The main focus of this study are figural wall paintings in the tombs of individuals and families of elite status in Campania and Lucania. These portraits of people are our window on the dress behaviour of indigenous populations for which no written testimony survives. Figural images on contemporary painted ceramic vases, as well as surviving dress accessories in grave assemblages, provide further insight. The project also tracks transformations in identity signalling through dress, moving from various, distinct ‘Italic’ ethnic identities to a standardised Roman cultural identity by the early 3rd century B.C. This part of Italy, with its ethnic diversity, is an ideal place for thinking about the complexities of cultural identity and exploring how people in this period expressed their identities not just through language and material culture, but also physically through distinctive clothing. During the course of the project, Maureen will be studying various collections of material in museums in southwest Italy and utilising the research library at the BSR.

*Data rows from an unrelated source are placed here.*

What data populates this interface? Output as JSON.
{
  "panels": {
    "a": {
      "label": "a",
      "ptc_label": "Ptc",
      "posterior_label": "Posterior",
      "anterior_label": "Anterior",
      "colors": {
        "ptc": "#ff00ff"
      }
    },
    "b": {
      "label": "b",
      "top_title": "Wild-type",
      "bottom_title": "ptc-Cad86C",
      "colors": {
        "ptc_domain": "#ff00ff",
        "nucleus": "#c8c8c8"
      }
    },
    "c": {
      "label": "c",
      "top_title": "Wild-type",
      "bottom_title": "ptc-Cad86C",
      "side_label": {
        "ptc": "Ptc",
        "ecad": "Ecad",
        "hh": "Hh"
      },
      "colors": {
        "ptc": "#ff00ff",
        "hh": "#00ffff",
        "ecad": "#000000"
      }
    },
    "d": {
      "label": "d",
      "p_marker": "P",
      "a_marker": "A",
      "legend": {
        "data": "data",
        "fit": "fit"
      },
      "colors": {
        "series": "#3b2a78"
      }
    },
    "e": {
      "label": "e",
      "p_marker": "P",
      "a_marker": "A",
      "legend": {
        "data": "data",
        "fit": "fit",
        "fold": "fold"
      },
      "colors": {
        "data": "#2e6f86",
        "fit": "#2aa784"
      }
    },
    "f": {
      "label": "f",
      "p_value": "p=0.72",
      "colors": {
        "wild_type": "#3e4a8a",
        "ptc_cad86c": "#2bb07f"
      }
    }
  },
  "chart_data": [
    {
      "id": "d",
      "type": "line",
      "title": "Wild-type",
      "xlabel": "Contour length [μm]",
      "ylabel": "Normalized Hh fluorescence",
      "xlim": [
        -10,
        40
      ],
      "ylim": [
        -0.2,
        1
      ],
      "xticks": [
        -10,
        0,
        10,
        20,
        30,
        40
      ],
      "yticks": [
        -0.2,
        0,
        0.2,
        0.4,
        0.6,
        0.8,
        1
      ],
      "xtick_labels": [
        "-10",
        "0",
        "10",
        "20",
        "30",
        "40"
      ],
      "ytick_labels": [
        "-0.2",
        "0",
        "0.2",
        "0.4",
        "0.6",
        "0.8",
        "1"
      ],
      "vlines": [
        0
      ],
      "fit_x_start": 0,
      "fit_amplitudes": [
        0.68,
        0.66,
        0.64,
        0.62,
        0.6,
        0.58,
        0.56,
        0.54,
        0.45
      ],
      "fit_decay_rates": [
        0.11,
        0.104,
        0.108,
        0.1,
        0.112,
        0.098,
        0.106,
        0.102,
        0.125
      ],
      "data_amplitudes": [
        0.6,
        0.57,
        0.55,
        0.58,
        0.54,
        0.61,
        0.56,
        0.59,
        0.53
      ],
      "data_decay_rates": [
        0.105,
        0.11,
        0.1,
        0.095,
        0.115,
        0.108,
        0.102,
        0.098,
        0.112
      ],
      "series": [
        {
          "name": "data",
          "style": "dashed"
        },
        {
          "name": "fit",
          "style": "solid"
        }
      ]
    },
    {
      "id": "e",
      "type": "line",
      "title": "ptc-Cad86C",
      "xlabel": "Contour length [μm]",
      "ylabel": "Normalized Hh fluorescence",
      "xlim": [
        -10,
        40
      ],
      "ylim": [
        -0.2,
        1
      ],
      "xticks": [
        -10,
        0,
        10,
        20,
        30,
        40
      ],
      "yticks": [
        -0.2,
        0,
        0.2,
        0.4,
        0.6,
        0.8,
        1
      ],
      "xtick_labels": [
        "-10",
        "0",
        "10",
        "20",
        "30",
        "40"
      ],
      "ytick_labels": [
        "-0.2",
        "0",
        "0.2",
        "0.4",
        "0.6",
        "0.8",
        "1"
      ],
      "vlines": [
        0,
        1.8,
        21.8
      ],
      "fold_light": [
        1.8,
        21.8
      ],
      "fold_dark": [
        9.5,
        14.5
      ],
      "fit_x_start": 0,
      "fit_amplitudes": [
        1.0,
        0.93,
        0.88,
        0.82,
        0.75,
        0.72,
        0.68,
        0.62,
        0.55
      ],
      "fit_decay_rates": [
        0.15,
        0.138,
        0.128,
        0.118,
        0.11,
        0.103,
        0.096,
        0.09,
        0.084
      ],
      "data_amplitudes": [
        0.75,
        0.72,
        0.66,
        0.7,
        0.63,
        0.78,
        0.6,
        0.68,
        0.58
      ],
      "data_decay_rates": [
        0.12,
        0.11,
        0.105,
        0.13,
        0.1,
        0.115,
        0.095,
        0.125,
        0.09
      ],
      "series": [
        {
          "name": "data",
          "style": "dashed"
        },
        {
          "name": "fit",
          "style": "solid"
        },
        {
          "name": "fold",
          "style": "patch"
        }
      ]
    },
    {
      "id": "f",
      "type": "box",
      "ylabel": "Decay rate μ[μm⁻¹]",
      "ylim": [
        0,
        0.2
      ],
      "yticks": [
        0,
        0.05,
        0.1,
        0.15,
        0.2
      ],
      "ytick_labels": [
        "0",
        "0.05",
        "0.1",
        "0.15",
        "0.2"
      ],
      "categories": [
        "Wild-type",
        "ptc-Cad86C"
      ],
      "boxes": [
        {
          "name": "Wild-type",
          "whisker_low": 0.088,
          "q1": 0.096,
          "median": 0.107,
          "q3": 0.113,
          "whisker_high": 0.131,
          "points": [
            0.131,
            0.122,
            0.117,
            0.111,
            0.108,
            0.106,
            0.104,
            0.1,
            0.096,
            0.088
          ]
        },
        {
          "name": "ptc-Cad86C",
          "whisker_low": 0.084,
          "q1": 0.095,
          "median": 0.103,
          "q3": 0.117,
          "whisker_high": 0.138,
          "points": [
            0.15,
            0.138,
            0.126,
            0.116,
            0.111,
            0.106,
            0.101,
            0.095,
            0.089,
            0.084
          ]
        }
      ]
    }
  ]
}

Maureen Carroll is Chair in Roman Archaeology at the University of York.
Image: Tomb painting from Cumae, 4th c. B.C. (Photo agefotostock).
Maureen has also recently published a new book which includes details of a project assisted by the BSR.
The Making of a Roman Imperial Estate. Archaeology in the vicus at Vagnari
This volume presents the excavations and analysis of material remains at Vagnari, which have enabled a detailed and precise phasing of this rural settlement in southeast Italy, both in the late Republican period in the 2nd and 1st centuries BC, when it was established on land leased from the Roman state after Rome’s conquest of the region, and in the early 1st century AD, when it became the hub (vicus) of a vast agricultural estate owned by the emperor himself.
The discussion of the 2012-2019 investigations includes an overview of all buildings and other features according to the phases of settlement to which they belong. Several chapters are devoted to specialist reports and discussions on all categories of the material culture and environmental material retrieved at Vagnari.
The book is published by Archaeopress (2022), edited and with contributions by Maureen Carroll. The project was funded by the British Academy, The Roman Society, The Rust Family Foundation, and was supported by the British School at Rome, the University of Sheffield, and the University of York.